Ainsi que le Président de la République l'a affirmé lors de la Conférence environnementale du mois de septembre 2013, accroître la performance énergétique des bâtiments est une priorité pour le Gouvernement. Cet objectif s'inscrit pleinement dans la dynamique de la transition énergétique qui est la nôtre.

Comme vous le soulignez, la réglementation thermique, ou RT 2012, figure parmi les outils pour y parvenir. C'est une étape majeure sur le chemin de la généralisation des bâtiments à énergie positive, qui devront être la norme pour les bâtiments neufs à l'horizon 2020.

Vous le savez, la réglementation thermique s'attache avant tout aux résultats en termes de consommation d'énergie primaire, de besoin bioclimatique et de confort en été. Elle a pour objectif de limiter la consommation d'énergie primaire des bâtiments neufs à un maximum de 50 kilowattheures par mètre carré et par an, en moyenne. Elle s'accompagne de quelques exigences de moyens, limitées au strict nécessaire. En particulier, la RT 2012 rend obligatoire le recours aux énergies renouvelables en maison individuelle.

La méthode décrite dans l'arrêté du 20 juillet 2011 permet de calculer la production d'électricité par des panneaux photovoltaïques installés sur le bâtiment. Cette production locale d'électricité est ensuite valorisée dans le calcul réglementaire de la RT 2012, puisqu'elle est déduite de la consommation du bâtiment.

Vous l'avez rappelé, le Conseil d'État a annulé l'arrêté du 20 juillet 2011 pour un motif de forme, et non de fond. Le nouvel arrêté approuvant la méthode de calcul a été signé le 30 avril 2013 pour une entrée en vigueur dès le 24 juillet 2013. Cela a permis d'assurer la continuité de l'application de la réglementation thermique 2012.

À ce jour, il n'est pas prévu de modifier cette réglementation, mais cela ne signifie pas que nous ne ferons rien d'ici à l'élaboration de la prochaine réglementation, en 2020.

D'autres dispositions en faveur de la rénovation énergétique seront mises en œuvre dans le cadre du projet de loi sur la transition énergétique. À travers ce texte, Philippe Martin cherchera à atteindre différents objectifs : réduction des émissions de gaz à effet de serre, amélioration de l'efficacité énergétique, avec une réduction de 50 % de la consommation d'énergie à l'horizon 2050, une réduction de 30 % de la consommation de combustibles fossiles à l'horizon 2030 et une diversification du mix électrique, avec le développement des énergies renouvelables et la réduction à 50 % de la part du nucléaire à l'horizon 2025.

Monsieur le sénateur, j'ai bien entendu vos observations sur le photovoltaïque et son utilisation au niveau local, ainsi que sur le recours au gaz dans les zones rurales. J'attirerai tout particulièrement l'attention de Philippe Martin sur ces deux points, afin qu'il vous apporte une réponse propre à apaiser vos inquiétudes.

M. le président.

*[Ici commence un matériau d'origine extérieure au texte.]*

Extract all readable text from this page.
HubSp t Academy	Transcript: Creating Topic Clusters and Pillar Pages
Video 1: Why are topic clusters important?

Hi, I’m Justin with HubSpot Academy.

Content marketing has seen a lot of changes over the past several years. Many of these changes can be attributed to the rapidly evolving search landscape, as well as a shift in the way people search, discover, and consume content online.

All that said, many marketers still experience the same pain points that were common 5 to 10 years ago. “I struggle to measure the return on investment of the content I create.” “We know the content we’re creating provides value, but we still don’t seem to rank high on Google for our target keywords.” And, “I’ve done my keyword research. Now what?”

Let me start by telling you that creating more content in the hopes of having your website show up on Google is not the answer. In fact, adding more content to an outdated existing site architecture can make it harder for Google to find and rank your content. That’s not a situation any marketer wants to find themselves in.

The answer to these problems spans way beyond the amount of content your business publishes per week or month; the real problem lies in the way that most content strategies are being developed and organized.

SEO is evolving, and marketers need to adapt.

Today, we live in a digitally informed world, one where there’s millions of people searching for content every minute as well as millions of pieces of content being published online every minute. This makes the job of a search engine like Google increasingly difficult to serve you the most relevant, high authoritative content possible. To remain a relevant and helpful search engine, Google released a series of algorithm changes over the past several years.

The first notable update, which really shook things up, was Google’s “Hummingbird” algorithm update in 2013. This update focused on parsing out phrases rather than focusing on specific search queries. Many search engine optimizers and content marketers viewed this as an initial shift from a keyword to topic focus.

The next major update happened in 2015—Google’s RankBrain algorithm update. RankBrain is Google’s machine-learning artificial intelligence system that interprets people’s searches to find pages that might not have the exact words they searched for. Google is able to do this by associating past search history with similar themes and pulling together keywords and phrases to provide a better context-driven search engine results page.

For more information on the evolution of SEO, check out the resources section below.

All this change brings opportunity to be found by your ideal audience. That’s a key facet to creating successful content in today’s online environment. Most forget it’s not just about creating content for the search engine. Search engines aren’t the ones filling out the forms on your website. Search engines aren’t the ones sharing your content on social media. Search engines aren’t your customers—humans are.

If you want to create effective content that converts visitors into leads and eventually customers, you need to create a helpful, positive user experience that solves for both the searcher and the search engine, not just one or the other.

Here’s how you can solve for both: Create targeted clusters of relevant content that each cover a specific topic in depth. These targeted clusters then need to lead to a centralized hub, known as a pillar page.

La parole est à M. Jean-Claude Lenoir.

M. Jean-Claude Lenoir. Madame la ministre, je vous remercie de votre réponse ainsi que de la courtoisie dont vous faites preuve chaque fois que vous venez dans cet hémicycle.

Les préoccupations que j'ai exprimées restent très fortes. On a aujourd'hui tendance à considérer qu'il faut exclure l'électricité des moyens de chauffage des bâtiments et l'on pousse les utilisateurs et les propriétaires d'immeubles, aussi bien individuels que collectifs, à recourir à des sources d'énergie d'origine fossile, ce qui est en contradiction totale avec les objectifs de la politique de transition énergétique.

On assiste à des comportements qui constituent en fait autant de détournements de la réglementation thermique. Je ne prendrai qu'un seul exemple.

Pour satisfaire aux conditions posées par les textes, certaines personnes font semblant de vouloir se chauffer avec un poêle à bois tout en installant l'électricité ; elles branchent des convecteurs dès la fin des travaux ! C'est finalement la pire des solutions. Au demeurant, grâce à l'isolation des bâtiments, les innovations technologiques permettent de recourir d'emblée à des moyens faisant appel à une source d'énergie plus propre, car décarbonée : l'électricité !

Je tenais à ajouter ces quelques éléments à ma question. Nous avons un grand rendez-vous : l'examen du projet de loi sur la transition énergétique. Je ne manquerai pas de poursuivre le débat avec le ministre chargé de l'énergie.